Reading for Literature Standard 6 is one of the most misunderstood Common Core Standards. many teachers are mistakenly teaching this as a unit on first, second, and third person. This is simply off base. What RL6 is really about is character point of view. What beliefs and attitudes shape their perspectives? A fabulous book to teach this is Voices in the Park by Anthony Browne.
I actually own this idea to a professor of mine, Dr. Amy Flint. In a course on Critical Literacy, we discussed ways to integrate Critical Literacy into any classroom. A key tenet of Critical Literacy is being able to interrogate text from multiple perspectives. The value is that students think critically and analyze what is being represented and make meaning of it.
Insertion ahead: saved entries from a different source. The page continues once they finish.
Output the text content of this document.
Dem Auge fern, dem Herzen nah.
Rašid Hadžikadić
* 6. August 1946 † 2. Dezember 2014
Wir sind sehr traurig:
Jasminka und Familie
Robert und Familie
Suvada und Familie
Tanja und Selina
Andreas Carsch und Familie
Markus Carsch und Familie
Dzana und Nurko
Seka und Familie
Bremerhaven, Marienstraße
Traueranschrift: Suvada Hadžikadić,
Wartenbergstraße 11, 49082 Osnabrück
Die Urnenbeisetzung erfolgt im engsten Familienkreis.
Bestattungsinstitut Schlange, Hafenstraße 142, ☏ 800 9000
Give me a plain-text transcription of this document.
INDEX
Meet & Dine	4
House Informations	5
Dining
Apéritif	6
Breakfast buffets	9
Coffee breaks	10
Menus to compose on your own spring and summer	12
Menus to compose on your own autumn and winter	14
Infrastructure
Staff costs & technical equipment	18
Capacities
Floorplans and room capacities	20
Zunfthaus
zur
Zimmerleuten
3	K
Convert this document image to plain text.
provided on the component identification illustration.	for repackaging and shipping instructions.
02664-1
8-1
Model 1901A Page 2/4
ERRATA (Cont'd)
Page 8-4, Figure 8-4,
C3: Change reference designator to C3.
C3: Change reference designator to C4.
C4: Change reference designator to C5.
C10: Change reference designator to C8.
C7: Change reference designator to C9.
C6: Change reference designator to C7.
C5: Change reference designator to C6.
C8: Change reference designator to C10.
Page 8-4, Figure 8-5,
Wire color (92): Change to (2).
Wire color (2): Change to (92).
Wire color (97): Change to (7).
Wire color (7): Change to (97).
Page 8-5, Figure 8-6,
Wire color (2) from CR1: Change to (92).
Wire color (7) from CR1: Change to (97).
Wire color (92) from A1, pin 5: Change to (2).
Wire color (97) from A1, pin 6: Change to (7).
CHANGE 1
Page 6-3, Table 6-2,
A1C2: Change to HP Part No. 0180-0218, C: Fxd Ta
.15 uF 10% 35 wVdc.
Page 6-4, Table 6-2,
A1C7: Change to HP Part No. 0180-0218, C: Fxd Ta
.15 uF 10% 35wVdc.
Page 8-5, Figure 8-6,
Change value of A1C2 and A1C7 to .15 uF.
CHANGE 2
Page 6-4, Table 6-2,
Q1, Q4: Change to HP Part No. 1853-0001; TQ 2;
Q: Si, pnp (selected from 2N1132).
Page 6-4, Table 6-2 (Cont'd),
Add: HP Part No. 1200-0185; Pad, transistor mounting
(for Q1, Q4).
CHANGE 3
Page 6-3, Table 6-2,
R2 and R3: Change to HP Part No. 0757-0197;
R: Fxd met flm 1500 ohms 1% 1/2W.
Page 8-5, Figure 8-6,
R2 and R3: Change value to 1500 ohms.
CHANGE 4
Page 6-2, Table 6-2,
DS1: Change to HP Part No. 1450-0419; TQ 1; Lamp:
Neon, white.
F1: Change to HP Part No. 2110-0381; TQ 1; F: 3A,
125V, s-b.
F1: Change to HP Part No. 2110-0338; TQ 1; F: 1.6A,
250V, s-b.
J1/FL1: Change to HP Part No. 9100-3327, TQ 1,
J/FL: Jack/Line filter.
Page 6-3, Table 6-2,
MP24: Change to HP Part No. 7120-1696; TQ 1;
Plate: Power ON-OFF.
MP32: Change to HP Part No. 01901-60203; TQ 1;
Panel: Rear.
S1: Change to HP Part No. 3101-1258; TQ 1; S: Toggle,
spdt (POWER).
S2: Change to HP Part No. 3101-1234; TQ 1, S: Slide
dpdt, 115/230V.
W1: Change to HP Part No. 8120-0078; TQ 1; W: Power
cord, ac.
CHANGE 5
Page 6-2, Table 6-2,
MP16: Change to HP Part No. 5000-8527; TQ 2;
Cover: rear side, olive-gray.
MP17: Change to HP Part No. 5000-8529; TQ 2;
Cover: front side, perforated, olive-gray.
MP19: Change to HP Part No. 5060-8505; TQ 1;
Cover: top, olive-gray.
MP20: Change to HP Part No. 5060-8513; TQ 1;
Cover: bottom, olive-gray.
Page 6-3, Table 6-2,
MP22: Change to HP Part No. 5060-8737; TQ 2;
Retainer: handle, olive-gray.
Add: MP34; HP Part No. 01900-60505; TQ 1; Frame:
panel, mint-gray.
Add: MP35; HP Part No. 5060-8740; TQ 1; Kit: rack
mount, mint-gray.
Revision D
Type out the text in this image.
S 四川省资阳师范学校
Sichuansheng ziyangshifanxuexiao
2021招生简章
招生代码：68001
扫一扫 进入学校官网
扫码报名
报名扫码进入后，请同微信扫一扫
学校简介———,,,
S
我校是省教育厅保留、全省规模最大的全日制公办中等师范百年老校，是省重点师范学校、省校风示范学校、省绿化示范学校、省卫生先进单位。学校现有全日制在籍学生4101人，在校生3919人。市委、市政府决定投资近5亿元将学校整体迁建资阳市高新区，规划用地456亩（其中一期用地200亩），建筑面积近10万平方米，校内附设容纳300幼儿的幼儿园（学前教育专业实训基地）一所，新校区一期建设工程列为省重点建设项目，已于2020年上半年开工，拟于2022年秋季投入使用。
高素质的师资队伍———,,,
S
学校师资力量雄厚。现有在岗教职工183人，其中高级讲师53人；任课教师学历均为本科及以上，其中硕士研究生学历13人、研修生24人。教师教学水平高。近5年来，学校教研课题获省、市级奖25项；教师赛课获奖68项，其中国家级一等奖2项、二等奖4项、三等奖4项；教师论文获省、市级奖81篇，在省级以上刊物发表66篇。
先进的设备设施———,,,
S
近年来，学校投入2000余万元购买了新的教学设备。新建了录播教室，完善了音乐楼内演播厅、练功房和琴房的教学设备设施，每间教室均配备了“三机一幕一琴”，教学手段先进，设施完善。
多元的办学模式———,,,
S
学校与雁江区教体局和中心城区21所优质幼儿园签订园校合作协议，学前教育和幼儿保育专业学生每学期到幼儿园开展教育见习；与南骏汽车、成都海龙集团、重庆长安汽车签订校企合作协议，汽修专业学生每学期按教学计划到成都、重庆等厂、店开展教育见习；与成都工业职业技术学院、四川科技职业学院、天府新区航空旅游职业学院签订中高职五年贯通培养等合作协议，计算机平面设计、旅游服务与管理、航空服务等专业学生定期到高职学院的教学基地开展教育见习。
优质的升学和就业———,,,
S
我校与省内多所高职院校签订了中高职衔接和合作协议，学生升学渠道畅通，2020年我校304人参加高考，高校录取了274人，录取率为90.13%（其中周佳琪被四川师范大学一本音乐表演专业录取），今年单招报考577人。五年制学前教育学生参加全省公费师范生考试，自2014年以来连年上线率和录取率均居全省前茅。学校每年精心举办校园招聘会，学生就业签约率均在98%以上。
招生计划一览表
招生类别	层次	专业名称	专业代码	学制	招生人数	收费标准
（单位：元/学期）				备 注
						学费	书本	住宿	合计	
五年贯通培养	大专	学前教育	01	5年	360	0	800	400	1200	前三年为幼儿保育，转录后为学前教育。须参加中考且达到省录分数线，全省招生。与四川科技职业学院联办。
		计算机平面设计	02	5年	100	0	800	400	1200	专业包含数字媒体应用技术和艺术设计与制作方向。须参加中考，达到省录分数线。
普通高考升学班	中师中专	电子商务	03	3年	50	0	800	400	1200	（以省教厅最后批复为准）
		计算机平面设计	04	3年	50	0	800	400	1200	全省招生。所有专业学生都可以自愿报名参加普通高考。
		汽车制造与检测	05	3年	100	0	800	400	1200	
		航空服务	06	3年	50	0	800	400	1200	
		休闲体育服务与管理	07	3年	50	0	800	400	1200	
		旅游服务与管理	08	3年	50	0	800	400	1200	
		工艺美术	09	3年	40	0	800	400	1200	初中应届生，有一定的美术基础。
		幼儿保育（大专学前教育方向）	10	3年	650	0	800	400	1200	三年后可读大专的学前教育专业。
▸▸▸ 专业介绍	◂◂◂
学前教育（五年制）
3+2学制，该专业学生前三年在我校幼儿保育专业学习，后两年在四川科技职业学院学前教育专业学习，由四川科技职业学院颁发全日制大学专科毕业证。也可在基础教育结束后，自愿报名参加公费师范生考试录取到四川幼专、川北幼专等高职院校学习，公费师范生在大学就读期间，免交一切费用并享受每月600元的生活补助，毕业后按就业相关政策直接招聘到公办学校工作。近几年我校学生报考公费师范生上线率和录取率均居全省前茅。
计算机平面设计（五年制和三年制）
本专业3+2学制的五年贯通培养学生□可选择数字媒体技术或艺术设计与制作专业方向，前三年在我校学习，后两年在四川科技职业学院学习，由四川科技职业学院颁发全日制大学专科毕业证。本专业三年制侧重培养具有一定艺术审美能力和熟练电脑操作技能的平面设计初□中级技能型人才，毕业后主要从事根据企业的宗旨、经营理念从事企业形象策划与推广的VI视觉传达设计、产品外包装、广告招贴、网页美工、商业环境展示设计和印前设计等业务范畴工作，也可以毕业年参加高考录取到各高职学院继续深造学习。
The text, a picture book offers rich images, that engaged us, as adults, for a great deal of time. Browne illustrates the characters as animals, but they exist in a very human world, with human problems, differences, and concerns.
The background images, language, and numerous other elements shift as each character tells their version of the story. This is an excellent text for the following standard:
- Textual Evidence (RL1): What do students assume about each character? How do they know? Is it implicit or explicit?
- Points of View and Multiple Perspectives (Rl6): What is the point of view of each character? How are they different? Alike?
- Beyond Text (RL7): What do the images contribute to the text?
Rich text like Browne’s Voices in the Park offer readers a chance to engage with text across multiple Common Core standards.